La dimensión narrativa constituye otro rasgo distintivo. Resulta evidente la influencia del lenguaje de la historieta, de la ilustración editorial y de la secuencia cinematográfica. Sin embargo, Dores evita caer en la literalidad narrativa. Sus imágenes permanecen abiertas, permitiendo múltiples niveles de lectura. Cada obra funciona como un fragmento de un relato mayor que el espectador debe completar mediante su propia experiencia.

En términos técnicos, se advierte una constante preocupación por la materialidad pictórica. La pincelada adquiere protagonismo, alternando superficies densamente empastadas con sectores de mayor síntesis formal. Esta riqueza matérica produce una relación física entre el espectador y la pintura, recordando que la obra continúa siendo un objeto irreductible a su reproducción digital.

Desde una perspectiva historiográfica, la obra puede entenderse como una respuesta contemporánea al viejo conflicto entre tradición e innovación. Mientras buena parte del arte conceptual de las últimas décadas desplazó la importancia del oficio técnico hacia el predominio de la idea, Dores reivindica la permanencia del conocimiento artesanal sin rechazar las nuevas herramientas digitales. Su producción plantea que la incorporación de tecnologías como la inteligencia artificial no sustituye el pensamiento artístico, sino que amplía sus posibilidades expresivas cuando existe una sólida formación previa.

Esta posición resulta especialmente relevante en el contexto artístico actual. Frente a las discusiones polarizadas entre defensores del academicismo y promotores de las nuevas tecnologías, su trabajo propone una síntesis superadora: la técnica tradicional y la innovación tecnológica dejan de ser categorías excluyentes para convertirse en recursos complementarios dentro del proceso creativo.

Conceptualmente, la obra mantiene una constante exploración de cuestiones existenciales. La identidad, la memoria, la transformación, la espiritualidad y la condición humana aparecen como ejes recurrentes. No se trata de discursos explícitos ni ilustrativos, sino de construcciones simbólicas donde la imagen mantiene autonomía frente al texto. Esta cualidad permite que la obra conserve vigencia más allá de coyunturas culturales específicas.

También merece destacarse su experiencia en muralismo y en espacios institucionales vinculados a la conservación patrimonial, aspectos que enriquecen su comprensión de la función social del arte. Esta doble formación —como productor de imágenes contemporáneas y como conocedor de las técnicas históricas de conservación y restauración— otorga a su pintura una conciencia material poco frecuente en gran parte de la producción actual.
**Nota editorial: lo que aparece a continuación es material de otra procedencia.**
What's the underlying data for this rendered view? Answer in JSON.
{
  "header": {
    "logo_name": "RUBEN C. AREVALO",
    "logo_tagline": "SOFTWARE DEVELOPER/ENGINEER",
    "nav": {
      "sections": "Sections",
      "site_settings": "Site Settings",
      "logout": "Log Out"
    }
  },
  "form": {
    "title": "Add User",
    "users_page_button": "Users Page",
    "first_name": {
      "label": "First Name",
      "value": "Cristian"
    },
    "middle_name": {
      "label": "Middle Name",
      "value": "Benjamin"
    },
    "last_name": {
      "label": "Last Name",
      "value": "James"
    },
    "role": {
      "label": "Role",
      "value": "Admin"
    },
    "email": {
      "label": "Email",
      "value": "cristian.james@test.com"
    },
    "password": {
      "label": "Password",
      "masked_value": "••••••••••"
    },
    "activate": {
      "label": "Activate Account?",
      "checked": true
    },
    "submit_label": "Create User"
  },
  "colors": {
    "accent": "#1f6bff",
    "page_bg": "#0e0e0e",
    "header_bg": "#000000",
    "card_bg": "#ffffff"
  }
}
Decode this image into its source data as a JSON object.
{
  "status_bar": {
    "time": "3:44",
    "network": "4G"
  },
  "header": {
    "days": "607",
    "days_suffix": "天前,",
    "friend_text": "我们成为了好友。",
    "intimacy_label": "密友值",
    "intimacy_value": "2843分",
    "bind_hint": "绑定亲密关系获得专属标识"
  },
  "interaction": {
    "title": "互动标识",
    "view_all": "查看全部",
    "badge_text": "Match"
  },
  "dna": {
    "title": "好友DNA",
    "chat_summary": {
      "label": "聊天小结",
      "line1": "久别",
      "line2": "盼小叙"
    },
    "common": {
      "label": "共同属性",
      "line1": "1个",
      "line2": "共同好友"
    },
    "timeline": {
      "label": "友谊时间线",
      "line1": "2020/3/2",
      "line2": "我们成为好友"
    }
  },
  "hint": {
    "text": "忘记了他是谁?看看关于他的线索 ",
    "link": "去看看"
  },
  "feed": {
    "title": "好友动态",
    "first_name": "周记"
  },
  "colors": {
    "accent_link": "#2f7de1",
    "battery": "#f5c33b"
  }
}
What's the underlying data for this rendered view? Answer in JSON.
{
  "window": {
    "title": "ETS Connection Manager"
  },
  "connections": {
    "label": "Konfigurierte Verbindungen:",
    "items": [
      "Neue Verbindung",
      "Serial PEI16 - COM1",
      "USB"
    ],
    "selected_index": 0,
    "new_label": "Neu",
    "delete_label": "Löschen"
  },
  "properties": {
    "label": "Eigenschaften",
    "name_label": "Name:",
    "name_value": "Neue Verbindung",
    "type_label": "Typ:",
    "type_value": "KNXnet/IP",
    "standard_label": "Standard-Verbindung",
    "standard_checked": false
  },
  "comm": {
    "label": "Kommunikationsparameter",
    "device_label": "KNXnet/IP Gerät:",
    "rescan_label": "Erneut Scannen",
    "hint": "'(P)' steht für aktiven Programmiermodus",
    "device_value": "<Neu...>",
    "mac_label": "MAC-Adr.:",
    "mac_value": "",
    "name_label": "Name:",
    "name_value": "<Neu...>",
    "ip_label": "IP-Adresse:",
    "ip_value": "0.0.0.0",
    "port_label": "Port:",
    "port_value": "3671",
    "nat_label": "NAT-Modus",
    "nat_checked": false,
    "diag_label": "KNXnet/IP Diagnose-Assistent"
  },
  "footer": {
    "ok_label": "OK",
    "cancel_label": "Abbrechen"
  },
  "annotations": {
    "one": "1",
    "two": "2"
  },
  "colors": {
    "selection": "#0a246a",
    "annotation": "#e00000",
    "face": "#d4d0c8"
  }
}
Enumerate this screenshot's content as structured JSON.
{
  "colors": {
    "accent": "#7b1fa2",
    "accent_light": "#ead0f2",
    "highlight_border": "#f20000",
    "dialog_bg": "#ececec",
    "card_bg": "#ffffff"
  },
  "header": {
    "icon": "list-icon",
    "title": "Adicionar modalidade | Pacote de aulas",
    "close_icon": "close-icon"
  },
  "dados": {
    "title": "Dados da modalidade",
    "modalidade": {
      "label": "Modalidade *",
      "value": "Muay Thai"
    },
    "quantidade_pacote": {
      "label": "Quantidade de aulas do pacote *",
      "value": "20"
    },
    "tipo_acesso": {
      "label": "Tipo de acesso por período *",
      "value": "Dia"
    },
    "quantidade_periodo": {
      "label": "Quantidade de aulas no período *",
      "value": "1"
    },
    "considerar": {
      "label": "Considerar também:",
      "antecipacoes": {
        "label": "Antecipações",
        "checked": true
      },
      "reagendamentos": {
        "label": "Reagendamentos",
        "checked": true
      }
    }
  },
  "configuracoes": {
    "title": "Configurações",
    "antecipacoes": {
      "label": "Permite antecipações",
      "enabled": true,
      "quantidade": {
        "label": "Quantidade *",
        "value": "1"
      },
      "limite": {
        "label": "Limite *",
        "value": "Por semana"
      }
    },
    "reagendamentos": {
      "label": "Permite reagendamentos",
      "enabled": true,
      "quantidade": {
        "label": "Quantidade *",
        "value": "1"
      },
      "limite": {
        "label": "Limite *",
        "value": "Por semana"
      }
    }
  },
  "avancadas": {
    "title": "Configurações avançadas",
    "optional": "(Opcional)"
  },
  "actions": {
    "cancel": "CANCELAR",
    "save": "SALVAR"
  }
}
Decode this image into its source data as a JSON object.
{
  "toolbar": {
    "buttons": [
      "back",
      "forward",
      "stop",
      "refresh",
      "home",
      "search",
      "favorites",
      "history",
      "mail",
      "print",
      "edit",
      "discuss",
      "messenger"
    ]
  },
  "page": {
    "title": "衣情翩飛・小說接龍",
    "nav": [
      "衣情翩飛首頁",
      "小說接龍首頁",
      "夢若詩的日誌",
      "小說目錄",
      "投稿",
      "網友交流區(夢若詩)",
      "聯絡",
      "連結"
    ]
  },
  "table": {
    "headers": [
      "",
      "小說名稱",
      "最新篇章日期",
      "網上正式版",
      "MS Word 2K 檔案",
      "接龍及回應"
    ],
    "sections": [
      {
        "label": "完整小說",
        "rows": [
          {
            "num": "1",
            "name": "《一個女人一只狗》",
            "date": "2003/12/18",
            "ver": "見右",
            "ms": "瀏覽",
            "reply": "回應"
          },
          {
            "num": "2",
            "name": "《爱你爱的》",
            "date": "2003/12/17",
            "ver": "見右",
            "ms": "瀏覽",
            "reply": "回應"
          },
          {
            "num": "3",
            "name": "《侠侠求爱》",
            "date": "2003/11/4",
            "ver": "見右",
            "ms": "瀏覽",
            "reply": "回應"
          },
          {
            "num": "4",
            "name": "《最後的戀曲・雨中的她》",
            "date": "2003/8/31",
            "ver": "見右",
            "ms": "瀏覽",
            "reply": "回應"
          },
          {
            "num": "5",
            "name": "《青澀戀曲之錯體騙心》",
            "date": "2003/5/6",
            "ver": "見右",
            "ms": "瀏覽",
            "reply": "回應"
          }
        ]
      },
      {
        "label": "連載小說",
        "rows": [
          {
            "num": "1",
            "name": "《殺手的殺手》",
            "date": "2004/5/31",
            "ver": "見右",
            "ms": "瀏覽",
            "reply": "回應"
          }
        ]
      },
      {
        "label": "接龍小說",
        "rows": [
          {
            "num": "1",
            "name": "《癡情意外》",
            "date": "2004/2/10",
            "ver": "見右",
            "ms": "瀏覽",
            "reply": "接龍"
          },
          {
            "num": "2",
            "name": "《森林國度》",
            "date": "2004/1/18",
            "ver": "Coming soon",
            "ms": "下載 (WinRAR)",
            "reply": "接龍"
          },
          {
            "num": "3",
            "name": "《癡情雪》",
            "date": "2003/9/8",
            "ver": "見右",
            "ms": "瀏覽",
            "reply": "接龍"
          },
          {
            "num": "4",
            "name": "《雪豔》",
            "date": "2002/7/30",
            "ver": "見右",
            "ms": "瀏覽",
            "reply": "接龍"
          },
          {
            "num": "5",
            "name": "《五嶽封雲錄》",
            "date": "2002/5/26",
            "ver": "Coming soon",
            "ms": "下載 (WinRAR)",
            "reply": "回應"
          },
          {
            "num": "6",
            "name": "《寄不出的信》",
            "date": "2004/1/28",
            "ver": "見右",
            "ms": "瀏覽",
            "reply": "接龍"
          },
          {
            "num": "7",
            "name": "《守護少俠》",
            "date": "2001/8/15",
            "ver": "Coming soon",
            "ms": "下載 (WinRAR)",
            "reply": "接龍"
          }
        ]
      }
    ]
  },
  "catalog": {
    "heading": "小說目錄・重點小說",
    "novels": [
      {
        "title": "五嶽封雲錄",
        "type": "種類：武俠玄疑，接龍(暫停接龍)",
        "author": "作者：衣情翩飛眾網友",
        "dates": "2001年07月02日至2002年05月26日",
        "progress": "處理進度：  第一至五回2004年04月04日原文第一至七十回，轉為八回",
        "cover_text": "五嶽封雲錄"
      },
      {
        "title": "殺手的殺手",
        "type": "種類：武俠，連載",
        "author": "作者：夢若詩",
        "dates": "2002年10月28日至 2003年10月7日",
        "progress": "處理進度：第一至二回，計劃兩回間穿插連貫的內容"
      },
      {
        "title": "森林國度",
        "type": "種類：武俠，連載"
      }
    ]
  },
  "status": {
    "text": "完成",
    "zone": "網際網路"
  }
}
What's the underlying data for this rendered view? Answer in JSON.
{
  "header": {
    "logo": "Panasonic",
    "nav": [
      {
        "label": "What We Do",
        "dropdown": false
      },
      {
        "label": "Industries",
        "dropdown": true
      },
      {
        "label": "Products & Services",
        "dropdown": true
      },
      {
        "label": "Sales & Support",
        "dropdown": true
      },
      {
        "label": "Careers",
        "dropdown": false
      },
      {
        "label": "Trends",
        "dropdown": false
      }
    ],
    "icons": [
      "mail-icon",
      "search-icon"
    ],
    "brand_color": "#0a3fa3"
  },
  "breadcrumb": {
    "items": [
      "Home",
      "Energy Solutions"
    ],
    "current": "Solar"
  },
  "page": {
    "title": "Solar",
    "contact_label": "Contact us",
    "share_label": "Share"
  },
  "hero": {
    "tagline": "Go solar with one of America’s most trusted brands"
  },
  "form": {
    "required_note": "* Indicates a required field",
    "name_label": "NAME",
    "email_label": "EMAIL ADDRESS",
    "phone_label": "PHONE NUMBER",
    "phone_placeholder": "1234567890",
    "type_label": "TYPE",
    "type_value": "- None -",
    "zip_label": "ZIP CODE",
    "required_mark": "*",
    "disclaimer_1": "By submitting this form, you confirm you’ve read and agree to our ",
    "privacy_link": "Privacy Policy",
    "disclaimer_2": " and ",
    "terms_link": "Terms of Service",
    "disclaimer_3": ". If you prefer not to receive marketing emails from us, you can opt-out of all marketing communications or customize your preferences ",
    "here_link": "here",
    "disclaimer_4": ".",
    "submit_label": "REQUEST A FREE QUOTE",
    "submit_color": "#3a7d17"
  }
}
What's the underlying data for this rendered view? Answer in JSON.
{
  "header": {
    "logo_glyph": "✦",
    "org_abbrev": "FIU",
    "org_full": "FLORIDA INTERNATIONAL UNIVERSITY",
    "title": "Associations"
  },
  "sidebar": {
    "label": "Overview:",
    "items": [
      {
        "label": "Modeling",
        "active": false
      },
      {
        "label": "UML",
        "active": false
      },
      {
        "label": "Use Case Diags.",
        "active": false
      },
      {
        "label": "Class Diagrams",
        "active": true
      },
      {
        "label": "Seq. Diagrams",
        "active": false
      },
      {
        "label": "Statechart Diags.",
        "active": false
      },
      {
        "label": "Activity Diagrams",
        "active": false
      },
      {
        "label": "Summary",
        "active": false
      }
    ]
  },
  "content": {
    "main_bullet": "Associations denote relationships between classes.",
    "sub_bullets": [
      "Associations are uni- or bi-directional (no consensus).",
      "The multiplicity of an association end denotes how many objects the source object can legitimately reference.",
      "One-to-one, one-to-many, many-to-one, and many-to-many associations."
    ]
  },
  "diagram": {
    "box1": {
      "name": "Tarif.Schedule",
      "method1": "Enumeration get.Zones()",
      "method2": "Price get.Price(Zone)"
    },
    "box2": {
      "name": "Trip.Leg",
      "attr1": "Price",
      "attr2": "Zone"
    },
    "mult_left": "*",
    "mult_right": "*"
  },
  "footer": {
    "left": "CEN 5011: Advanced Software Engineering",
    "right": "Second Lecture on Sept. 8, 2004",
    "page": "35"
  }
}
Desde una lectura crítica podrían señalarse algunos desafíos futuros. La riqueza técnica y la complejidad simbólica de sus obras, en ocasiones, pueden conducir a una elevada densidad visual que exige una participación activa del espectador. Asimismo, la amplitud de registros estilísticos presentes en su trayectoria plantea el desafío de consolidar una iconografía aún más inmediatamente reconocible dentro del panorama internacional, potenciando aquellos elementos que ya comienzan a configurar un lenguaje propio.

En definitiva, la producción de Lautaro Dores representa una de las búsquedas más interesantes dentro de un sector de artistas argentinos que reivindican simultáneamente el conocimiento académico y la experimentación contemporánea. Su obra demuestra que el dominio del oficio no constituye una limitación para la innovación, sino precisamente la condición que permite expandir las fronteras del lenguaje visual. En un momento histórico donde la producción de imágenes se encuentra profundamente atravesada por los medios digitales y la inteligencia artificial, Dores propone una postura crítica y constructiva: preservar la tradición como fundamento para imaginar nuevas formas de creación.

Más que oponer pasado y futuro, su trabajo evidencia que ambos pueden integrarse en una misma práctica artística. Allí reside probablemente su mayor aporte: construir una pintura que reconoce la historia del arte sin quedar detenida en ella, proyectándola hacia los desafíos estéticos y tecnológicos del siglo XXI.